Brueckner had been on sabbatical from the University of California in San Diego in 1971-1974. The University issued Bruckner an ultimatum concerning tenure around the summer of 1974. In addition, it was becoming clear that laser fusion was not around the corner. Brueckner therefore left, rather reluctantly. This led to some bitter feelings between Brueckner and Gomberg at the time, which subsequently healed over. There is still ill will, however, between Gomberg and Olsen and the present KMS management.
In the early 1970s, we often worked 18-20 hours a day. For example, we might do 20 shots a day with each shot having a 45-60 minutes cycle time. The experimental building wasn't completed until June 1973, so we used an ad hoc facility next to the newly installed laser for our experiments.
Around 1968 the AEC classified the size of any laser applicable for fusion. American Optical had sold large glass lasers to Huntsville and the Air Force Weapons Laboratory but it was impossible for us to buy AO lasers because of the classification. Meanwhile, CGE had started to build lasers and was a competitor to AO. We therefore purchased the larger system, going up to a 80 mm beam.

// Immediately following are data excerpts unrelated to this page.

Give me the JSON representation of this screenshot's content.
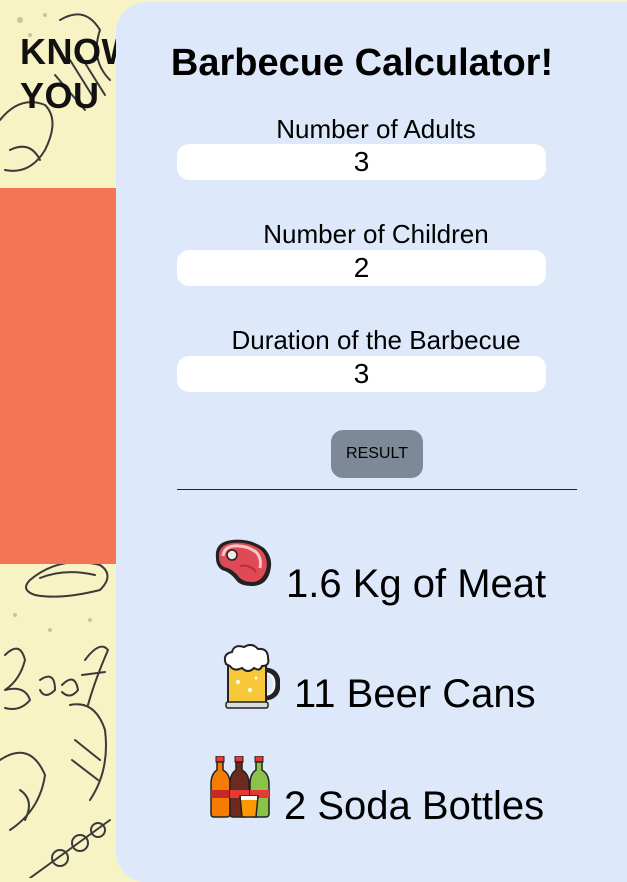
{
  "background": {
    "heading_line1": "KNOW",
    "heading_line2": "YOU",
    "doodle_word": "Beef"
  },
  "calculator": {
    "title": "Barbecue Calculator!",
    "fields": [
      {
        "label": "Number of Adults",
        "value": "3"
      },
      {
        "label": "Number of Children",
        "value": "2"
      },
      {
        "label": "Duration of the Barbecue",
        "value": "3"
      }
    ],
    "button_label": "RESULT",
    "results": [
      {
        "icon": "meat-steak-icon",
        "text": "1.6 Kg of Meat"
      },
      {
        "icon": "beer-mug-icon",
        "text": "11 Beer Cans"
      },
      {
        "icon": "soda-bottles-icon",
        "text": "2 Soda Bottles"
      }
    ]
  },
  "colors": {
    "page_background": "#f8f3c4",
    "card_background": "#dde9fb",
    "accent_panel": "#f47556",
    "button": "#7d8898"
  }
}
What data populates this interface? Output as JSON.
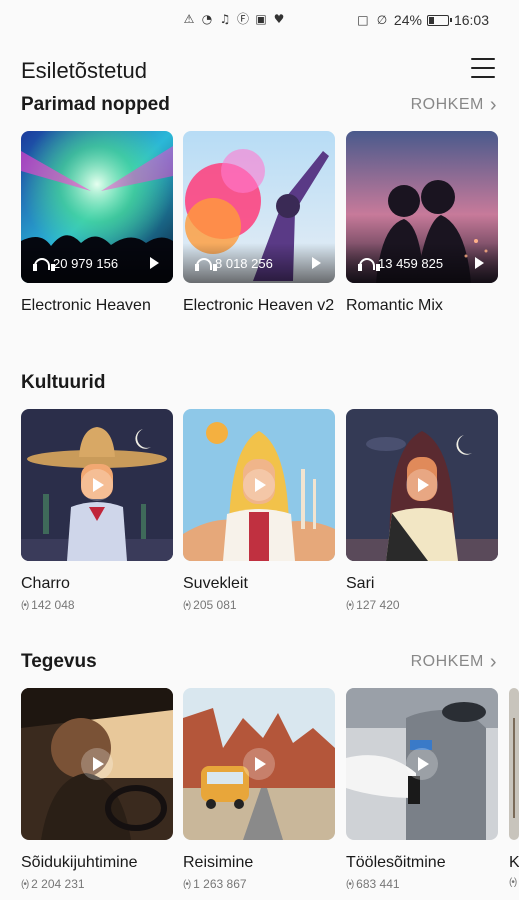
{
  "status_bar": {
    "left_icons": [
      "alert-icon",
      "wifi-icon",
      "music-icon",
      "facebook-icon",
      "instagram-icon",
      "heart-icon"
    ],
    "nfc_icon": "nfc-icon",
    "mute_icon": "bell-off-icon",
    "battery_percent": "24%",
    "battery_level": 0.24,
    "time": "16:03"
  },
  "header": {
    "title": "Esiletõstetud",
    "menu_icon": "hamburger-menu-icon"
  },
  "sections": {
    "top_picks": {
      "title": "Parimad nopped",
      "more_label": "ROHKEM",
      "items": [
        {
          "title": "Electronic Heaven",
          "listeners": "20 979 156"
        },
        {
          "title": "Electronic Heaven v2",
          "listeners": "8 018 256"
        },
        {
          "title": "Romantic Mix",
          "listeners": "13 459 825"
        }
      ]
    },
    "cultures": {
      "title": "Kultuurid",
      "items": [
        {
          "title": "Charro",
          "listeners": "142 048"
        },
        {
          "title": "Suvekleit",
          "listeners": "205 081"
        },
        {
          "title": "Sari",
          "listeners": "127 420"
        }
      ]
    },
    "activity": {
      "title": "Tegevus",
      "more_label": "ROHKEM",
      "items": [
        {
          "title": "Sõidukijuhtimine",
          "listeners": "2 204 231"
        },
        {
          "title": "Reisimine",
          "listeners": "1 263 867"
        },
        {
          "title": "Töölesõitmine",
          "listeners": "683 441"
        },
        {
          "title": "K",
          "listeners": ""
        }
      ]
    }
  }
}
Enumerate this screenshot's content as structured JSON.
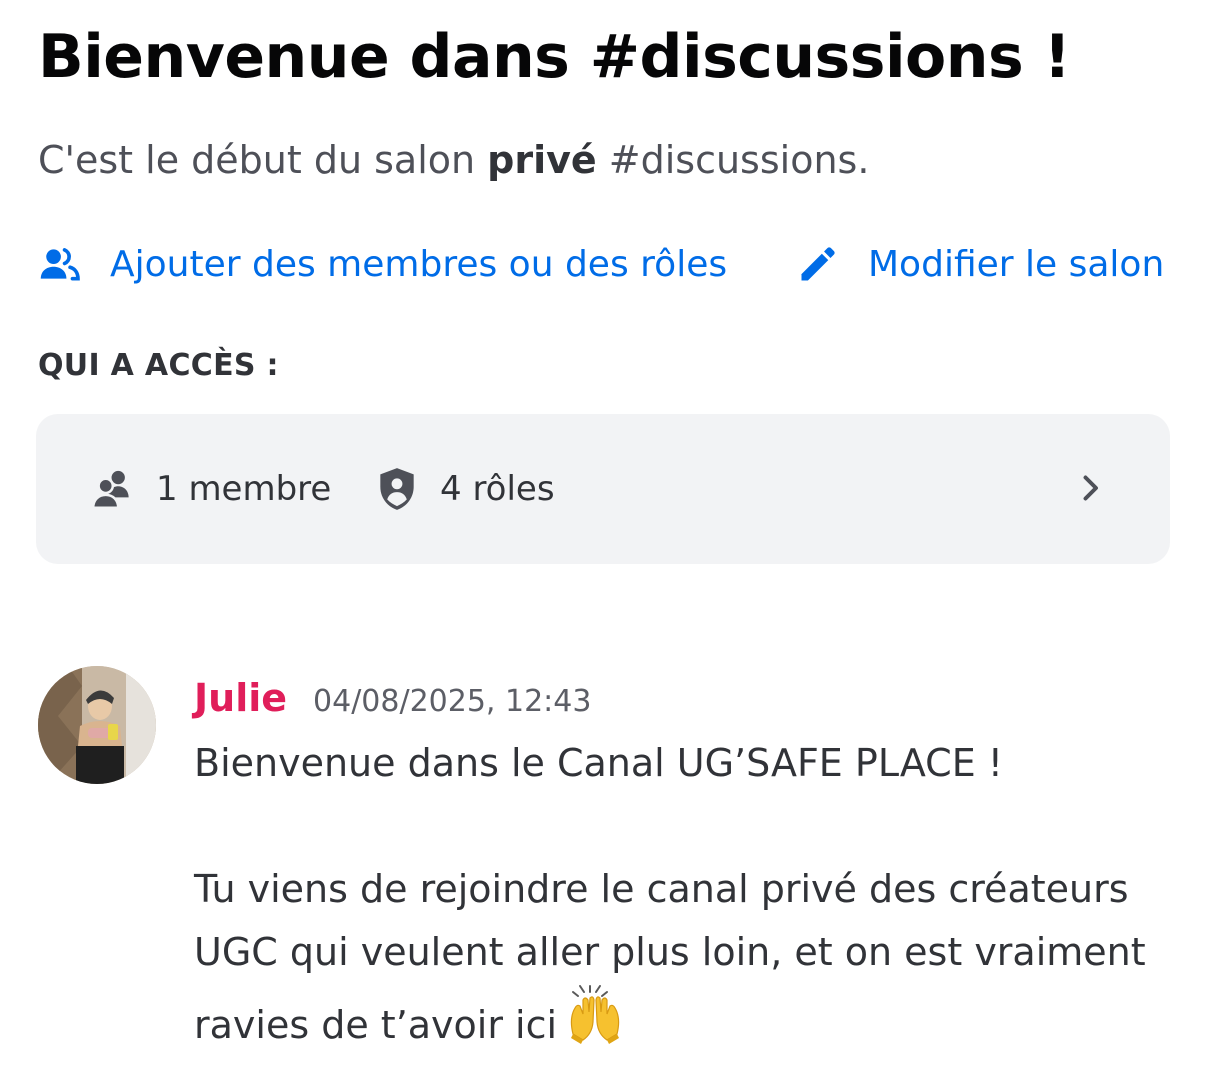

Nominally, it was against the rules for the US Government installations to buy French systems; they bought them, however, through intermediaries. China Lake and NRL each got a system from CGE in that way. We got the third, without, of course, going through intermediaries. James Tillotson had been Moncur's boss at the KMS Technology Center. He went to China Lake to look at their French laser and probably was the one to make the decision, with Bruckner's concurrence. There were not so many possibilities among which to choose.
After we placed the order, Guscott and Tillotson went over to France to see it assembled. Then CGE came here and spent about two months installing the laser. And after they went back to France, CGE continued to be in contact with us over it. We bought all our disk amplifier equipment from GE. After we made neutrons, GE sent us a bid for a second, large system. We bought this, but it took considerable help from Lawrence Livermore Laboratory to reconfigure it to make it useful.
Tillotson stayed here until September 1973. He was part of the management clique that included Brueckner, Gomberg, and Siegel. This group controlled the internal information flow. This led to problems. The laser had come and work dragged on for eight months with no progress. Finally Tillotson was let go. I was second in command in the Experimental Program and took over from him. At that point we changed to a policy of open internal communication. Externally, the information flow continued to be heavily controlled by Kip.
Guscott had some experience from learning on the job, but we needed a laser expert here, an experimentalist with hands on experience. I wanted one. Some of Bruckner's analyses didn't match our experimental results, but his ego was sufficient that he wouldn't recognize that the analysis might be in error.